KnownChemical - 'C46H76O13P2' rt=1499.63 max_intensity=767027.84

### Use in simulator

We can use the sampled chemicals to simulate various fragmentation strategies in ViMMS. Below we run it through a TopN strategy.

First we set some parameters for the Top-N controller and its simulated environment.

In [13]:
rt_range = [(0, 1440)]
min_rt = rt_range[0][0]
max_rt = rt_range[0][1]

In [14]:
isolation_window = 1
N = 3
rt_tol = 15
mz_tol = 10
min_ms1_intensity = 1.75E5

Initialise simulated mass spec and the Top-N controller 

In [15]:
mass_spec = IndependentMassSpectrometer(POSITIVE, dataset)
controller = TopNController(POSITIVE, N, isolation_window, mz_tol, rt_tol, min_ms1_intensity)

Create an environment to run both the mass spec and controller. Set the log level to WARNING so we don't see too many messages when environment is running.

In [16]:
set_log_level_warning()
env = Environment(mass_spec, controller, min_rt, max_rt, progress_bar=True)
env.run()

  0%|          | 0/1440 [00:00<?, ?it/s]

Write the resulting mzML file from simulation to the location below.
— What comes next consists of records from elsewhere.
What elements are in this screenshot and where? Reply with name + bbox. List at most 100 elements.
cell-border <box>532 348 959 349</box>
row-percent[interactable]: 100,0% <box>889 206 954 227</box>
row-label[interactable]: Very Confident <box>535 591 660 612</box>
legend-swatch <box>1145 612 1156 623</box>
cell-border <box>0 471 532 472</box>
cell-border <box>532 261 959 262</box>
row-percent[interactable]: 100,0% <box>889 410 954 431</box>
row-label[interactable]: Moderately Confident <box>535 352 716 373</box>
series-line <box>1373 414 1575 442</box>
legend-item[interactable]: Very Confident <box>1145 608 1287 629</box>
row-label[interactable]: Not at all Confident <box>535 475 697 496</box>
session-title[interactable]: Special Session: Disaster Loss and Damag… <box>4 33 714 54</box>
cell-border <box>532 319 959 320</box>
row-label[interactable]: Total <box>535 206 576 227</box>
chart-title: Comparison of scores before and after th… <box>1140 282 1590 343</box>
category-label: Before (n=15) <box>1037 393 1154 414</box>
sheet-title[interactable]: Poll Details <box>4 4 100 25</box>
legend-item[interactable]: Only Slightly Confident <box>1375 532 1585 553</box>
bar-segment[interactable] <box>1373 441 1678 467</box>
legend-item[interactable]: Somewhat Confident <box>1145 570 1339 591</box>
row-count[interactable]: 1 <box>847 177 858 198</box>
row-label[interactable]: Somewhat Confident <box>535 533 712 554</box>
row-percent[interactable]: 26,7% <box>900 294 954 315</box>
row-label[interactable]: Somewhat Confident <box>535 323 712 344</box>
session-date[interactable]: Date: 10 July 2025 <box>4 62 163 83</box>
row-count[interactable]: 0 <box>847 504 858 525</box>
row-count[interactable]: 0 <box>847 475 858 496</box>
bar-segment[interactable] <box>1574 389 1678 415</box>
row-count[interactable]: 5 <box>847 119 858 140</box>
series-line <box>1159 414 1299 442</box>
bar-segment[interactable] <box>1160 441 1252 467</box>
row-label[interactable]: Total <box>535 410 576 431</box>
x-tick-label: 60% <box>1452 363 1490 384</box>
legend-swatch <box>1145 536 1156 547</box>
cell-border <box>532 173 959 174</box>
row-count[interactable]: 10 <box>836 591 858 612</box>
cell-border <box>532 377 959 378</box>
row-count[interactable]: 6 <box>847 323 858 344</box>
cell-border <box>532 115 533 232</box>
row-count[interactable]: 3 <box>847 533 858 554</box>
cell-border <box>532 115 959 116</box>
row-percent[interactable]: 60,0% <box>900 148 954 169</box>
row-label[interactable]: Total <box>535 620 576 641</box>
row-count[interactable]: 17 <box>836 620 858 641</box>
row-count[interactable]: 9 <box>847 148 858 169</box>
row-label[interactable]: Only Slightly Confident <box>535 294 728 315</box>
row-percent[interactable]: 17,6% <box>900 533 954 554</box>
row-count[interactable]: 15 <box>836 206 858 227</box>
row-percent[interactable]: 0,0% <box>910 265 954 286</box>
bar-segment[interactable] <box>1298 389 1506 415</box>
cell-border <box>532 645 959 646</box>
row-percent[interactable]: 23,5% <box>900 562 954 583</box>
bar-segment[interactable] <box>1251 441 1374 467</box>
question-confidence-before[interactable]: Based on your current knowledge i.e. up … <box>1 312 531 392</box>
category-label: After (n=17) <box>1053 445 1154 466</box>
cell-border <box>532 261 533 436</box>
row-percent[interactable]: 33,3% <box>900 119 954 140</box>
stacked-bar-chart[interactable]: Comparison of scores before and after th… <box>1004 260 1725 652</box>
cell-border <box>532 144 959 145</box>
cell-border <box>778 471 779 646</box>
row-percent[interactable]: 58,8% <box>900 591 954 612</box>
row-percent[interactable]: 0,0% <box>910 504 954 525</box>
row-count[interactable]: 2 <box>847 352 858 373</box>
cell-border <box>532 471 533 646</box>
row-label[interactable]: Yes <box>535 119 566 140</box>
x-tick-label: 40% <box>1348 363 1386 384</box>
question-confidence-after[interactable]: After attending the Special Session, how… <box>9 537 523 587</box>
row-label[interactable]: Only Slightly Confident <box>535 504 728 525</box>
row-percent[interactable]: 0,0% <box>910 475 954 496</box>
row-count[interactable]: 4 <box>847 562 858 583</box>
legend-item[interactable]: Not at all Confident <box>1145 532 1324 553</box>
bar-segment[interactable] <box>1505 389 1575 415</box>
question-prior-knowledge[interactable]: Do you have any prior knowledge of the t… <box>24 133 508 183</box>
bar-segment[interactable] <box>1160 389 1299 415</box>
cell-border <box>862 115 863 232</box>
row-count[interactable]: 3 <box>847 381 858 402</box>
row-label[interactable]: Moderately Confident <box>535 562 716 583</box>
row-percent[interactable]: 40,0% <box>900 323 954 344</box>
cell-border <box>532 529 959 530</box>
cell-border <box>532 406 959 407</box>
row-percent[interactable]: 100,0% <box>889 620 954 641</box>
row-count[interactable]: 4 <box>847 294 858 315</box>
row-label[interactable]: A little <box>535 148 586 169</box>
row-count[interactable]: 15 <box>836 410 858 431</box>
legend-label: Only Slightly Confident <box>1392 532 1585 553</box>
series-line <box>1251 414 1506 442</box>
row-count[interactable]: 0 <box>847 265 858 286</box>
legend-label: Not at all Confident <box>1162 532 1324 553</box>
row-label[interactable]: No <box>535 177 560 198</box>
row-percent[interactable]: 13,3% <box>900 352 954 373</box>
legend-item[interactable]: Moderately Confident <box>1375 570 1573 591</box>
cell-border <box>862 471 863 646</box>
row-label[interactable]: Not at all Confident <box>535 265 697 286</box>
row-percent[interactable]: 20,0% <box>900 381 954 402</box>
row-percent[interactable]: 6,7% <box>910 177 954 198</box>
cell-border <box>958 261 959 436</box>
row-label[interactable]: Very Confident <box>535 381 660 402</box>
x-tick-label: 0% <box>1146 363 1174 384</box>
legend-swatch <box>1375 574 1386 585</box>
You can use ToppView from OpenMS or other mzML viewer to inspect the results. Note that the output wouldn't look very realistic as the chromatograms for all chemicals are the same (gaussian), and there's no noise or small peaks at all.

In [17]:
set_log_level_debug()
mzml_filename = 'hmdb_topn_controller.mzML'
out_dir = os.path.join(os.getcwd(), 'results')
env.write_mzML(out_dir, mzml_filename)

2022-02-24 14:48:37.644 | DEBUG    | vimms.Environment:write_mzML:177 - Writing mzML file to C:\Users\joewa\Work\git\vimms\demo\01. Data\results\hmdb_topn_controller.mzML
2022-02-24 14:48:47.694 | DEBUG    | vimms.Environment:write_mzML:181 - mzML file successfully written!